Vanaf hier begon de cognitieve wetenschap met het bestuderen van lichaamsbewegingen en hun rol in de cognitieve ontwikkeling en in de constructie van het begrip agency, evenals in de verwerving van begrippen gerelateerd aan tijd en ruimte. In feite begon de psychologie van kinderen en van ontwikkeling opnieuw opgenomen te worden, wat had aangetoond hoe de eerste mentale schema's, die hun oorsprong vonden in de kindertijd, plaatsvinden nadat het lichaam op bepaalde manieren interactie heeft gehad met de omgeving..

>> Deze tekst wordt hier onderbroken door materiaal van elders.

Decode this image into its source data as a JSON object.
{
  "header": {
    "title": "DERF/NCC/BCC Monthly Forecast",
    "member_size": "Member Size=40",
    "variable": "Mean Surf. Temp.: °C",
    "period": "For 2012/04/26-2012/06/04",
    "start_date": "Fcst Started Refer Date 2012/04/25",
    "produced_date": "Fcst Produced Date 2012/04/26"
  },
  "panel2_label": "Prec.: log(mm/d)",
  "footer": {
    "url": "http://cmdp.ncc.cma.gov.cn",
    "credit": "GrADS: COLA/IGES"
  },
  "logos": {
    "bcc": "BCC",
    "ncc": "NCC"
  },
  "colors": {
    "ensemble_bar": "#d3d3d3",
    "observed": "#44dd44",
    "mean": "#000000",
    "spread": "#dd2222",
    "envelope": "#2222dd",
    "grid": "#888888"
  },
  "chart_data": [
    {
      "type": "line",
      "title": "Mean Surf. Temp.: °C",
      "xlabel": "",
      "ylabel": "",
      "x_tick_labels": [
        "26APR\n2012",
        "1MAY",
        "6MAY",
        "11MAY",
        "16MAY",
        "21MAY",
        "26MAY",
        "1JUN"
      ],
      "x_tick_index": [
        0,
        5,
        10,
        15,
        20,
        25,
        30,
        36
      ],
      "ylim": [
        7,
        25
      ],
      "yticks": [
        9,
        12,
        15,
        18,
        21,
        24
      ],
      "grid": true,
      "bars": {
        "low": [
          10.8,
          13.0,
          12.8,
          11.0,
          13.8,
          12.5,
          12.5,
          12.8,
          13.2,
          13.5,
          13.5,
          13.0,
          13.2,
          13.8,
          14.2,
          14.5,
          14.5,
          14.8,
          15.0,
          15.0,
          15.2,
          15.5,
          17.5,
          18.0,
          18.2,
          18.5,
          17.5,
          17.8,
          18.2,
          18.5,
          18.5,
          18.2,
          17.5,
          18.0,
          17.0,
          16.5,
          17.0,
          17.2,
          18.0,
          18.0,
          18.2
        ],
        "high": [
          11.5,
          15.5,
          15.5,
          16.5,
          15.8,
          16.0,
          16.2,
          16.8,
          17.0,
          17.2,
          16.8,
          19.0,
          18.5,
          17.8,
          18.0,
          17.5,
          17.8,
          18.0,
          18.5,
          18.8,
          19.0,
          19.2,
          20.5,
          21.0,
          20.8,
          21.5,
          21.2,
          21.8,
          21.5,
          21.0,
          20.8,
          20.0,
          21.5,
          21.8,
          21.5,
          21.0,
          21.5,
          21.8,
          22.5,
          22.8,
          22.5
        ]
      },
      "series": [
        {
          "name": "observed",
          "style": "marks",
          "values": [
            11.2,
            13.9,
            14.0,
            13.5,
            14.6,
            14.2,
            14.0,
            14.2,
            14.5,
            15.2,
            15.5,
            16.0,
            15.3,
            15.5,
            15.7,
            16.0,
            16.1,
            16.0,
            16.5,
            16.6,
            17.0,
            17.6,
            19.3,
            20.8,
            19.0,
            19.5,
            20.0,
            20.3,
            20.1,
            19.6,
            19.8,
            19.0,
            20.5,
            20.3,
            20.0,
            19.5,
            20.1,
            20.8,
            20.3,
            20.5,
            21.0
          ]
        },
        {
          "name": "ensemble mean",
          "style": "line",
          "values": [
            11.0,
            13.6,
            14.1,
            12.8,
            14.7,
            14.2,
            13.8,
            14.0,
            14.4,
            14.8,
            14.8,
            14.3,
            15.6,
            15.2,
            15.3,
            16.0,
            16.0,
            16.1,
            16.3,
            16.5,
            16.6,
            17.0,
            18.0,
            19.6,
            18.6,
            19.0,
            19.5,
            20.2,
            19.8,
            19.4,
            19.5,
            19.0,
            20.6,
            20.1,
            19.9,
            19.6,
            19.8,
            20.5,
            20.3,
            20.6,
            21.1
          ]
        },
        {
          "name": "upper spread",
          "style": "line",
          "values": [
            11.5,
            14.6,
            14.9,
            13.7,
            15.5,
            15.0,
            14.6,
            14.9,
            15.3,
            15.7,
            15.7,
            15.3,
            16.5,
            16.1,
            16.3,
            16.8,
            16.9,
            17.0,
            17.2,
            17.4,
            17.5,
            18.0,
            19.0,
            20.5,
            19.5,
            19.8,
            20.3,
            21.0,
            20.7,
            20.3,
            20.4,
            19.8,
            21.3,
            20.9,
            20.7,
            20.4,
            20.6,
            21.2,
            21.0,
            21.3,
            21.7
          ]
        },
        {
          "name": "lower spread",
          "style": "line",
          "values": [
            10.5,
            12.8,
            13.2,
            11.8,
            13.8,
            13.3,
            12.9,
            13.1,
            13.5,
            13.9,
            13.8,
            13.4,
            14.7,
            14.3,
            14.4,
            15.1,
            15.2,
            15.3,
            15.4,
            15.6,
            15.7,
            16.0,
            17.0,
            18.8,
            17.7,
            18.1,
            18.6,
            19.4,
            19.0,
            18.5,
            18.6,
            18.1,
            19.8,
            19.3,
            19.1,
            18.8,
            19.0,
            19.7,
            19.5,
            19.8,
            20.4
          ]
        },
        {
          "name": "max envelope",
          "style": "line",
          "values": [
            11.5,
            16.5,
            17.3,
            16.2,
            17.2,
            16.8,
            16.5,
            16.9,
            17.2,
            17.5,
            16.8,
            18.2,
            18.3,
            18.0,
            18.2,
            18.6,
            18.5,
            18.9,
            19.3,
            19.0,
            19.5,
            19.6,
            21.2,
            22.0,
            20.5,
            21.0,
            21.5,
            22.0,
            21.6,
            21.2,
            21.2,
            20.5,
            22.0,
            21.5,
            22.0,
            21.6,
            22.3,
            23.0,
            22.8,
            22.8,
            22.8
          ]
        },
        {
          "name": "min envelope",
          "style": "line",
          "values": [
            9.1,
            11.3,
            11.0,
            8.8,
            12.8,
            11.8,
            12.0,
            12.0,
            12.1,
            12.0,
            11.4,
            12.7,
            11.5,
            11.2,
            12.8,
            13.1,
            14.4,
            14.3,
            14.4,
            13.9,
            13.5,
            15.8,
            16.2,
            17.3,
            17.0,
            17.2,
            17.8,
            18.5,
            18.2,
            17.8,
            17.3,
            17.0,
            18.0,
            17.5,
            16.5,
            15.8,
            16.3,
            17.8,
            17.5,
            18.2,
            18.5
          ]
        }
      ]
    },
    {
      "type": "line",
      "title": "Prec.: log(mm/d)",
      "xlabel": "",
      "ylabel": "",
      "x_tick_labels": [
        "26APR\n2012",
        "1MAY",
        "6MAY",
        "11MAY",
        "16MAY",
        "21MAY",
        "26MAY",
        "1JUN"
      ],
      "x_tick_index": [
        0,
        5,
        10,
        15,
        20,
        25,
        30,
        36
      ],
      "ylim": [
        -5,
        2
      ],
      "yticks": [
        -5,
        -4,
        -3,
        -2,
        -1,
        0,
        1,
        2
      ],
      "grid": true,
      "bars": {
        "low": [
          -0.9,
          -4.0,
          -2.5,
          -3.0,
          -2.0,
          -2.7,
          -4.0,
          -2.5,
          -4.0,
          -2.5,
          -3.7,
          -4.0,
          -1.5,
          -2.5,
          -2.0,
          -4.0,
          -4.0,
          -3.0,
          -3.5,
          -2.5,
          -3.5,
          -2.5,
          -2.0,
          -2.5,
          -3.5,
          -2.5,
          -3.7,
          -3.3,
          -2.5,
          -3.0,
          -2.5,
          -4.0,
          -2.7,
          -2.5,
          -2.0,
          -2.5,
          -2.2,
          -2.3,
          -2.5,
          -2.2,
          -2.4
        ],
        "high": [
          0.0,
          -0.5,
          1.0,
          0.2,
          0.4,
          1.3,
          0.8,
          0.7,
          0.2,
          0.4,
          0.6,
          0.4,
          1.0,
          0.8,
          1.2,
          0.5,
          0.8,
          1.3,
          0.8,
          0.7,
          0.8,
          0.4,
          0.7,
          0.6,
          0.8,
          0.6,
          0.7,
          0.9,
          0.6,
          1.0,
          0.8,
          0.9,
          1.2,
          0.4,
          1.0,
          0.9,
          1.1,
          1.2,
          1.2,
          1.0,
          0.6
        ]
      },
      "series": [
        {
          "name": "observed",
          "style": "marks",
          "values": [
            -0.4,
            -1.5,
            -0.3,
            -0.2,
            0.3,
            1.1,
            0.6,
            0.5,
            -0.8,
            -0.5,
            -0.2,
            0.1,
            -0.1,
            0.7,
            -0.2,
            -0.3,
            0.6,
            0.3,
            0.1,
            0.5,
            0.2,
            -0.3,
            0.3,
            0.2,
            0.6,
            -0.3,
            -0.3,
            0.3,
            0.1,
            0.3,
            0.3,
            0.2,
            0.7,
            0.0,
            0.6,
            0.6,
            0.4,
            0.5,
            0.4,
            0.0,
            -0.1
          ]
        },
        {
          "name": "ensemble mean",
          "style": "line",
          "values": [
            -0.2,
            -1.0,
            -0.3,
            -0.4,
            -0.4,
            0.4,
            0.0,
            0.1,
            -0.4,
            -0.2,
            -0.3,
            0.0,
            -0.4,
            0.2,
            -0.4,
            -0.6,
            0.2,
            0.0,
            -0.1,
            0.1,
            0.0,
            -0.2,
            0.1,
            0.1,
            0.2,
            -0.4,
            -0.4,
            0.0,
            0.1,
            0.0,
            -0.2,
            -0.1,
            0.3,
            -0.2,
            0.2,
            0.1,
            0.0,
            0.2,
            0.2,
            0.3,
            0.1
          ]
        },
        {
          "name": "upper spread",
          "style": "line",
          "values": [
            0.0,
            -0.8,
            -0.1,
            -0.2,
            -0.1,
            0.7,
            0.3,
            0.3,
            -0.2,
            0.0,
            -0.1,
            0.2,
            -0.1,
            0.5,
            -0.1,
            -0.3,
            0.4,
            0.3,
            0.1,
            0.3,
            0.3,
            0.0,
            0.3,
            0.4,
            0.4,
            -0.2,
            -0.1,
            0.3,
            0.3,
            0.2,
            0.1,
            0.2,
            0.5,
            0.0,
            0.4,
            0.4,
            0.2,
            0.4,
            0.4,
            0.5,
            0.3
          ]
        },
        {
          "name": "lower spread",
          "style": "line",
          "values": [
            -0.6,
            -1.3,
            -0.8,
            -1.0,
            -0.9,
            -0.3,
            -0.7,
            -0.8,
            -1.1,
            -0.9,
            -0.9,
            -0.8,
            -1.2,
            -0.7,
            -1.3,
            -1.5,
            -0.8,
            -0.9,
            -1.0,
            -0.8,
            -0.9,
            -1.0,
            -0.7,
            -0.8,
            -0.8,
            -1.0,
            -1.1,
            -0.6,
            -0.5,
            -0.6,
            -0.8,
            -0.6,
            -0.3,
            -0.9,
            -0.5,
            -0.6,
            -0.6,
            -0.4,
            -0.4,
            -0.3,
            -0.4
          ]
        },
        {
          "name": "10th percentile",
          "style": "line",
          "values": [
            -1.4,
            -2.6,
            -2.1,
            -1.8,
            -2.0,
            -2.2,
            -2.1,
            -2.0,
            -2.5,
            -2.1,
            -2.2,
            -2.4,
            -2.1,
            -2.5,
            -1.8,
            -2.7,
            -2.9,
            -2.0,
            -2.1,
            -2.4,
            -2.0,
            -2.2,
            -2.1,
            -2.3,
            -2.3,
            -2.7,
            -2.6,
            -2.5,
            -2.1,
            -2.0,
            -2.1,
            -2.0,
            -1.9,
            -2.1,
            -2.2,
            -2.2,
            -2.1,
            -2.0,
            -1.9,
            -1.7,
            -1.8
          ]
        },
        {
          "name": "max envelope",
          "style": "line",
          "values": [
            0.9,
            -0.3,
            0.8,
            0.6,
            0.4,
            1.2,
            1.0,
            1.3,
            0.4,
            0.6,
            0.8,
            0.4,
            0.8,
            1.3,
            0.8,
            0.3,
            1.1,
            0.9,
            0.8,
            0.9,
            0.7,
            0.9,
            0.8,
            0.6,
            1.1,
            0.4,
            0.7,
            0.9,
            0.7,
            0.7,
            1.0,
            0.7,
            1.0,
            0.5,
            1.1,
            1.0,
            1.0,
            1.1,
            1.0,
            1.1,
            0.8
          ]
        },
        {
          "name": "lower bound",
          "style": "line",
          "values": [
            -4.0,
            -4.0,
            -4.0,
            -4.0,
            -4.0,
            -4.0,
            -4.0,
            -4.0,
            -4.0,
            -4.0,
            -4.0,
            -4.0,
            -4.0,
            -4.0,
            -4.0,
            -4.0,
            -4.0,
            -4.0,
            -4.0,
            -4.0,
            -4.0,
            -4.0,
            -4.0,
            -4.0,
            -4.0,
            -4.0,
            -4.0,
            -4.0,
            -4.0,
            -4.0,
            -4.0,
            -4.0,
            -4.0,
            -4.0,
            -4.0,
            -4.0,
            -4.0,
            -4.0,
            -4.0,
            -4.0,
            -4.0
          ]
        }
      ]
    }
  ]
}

Via het lichaam wordt uitgelegd dat we concepten kunnen genereren met betrekking tot gewicht (zwaar, licht), volume of diepte, ruimtelijke locatie (omhoog, omlaag, binnen, buiten), enzovoort. Dit wordt uiteindelijk gearticuleerd met de theorieën van enaction, die voorstellen dat cognitie is het resultaat van een interactie tussen de belichaamde geest en de omgeving, wat alleen mogelijk is door motorische actie.
Uiteindelijk sluiten ze zich aan bij deze laatste stroom van cognitieve wetenschap de hypothesen van de uitgebreide geest, die suggereren dat mentale processen niet alleen in het individu zijn, en veel minder in de hersenen, maar in de omgeving zelf.
- Misschien ben je geïnteresseerd: "The Extended Mind Theory: psyche beyond our brain"
Bibliografische referenties:
- Fierro, M. (2012). De conceptuele ontwikkeling van cognitieve wetenschap. Deel II Colombian Journal of Psychiatry, 41 (1): pp. 185 - 196.
- Fierro, M. (2011). De conceptuele ontwikkeling van cognitieve wetenschap. Deel I. Colombian Journal of Psychiatry, 40 (3): pp. 519 - 533.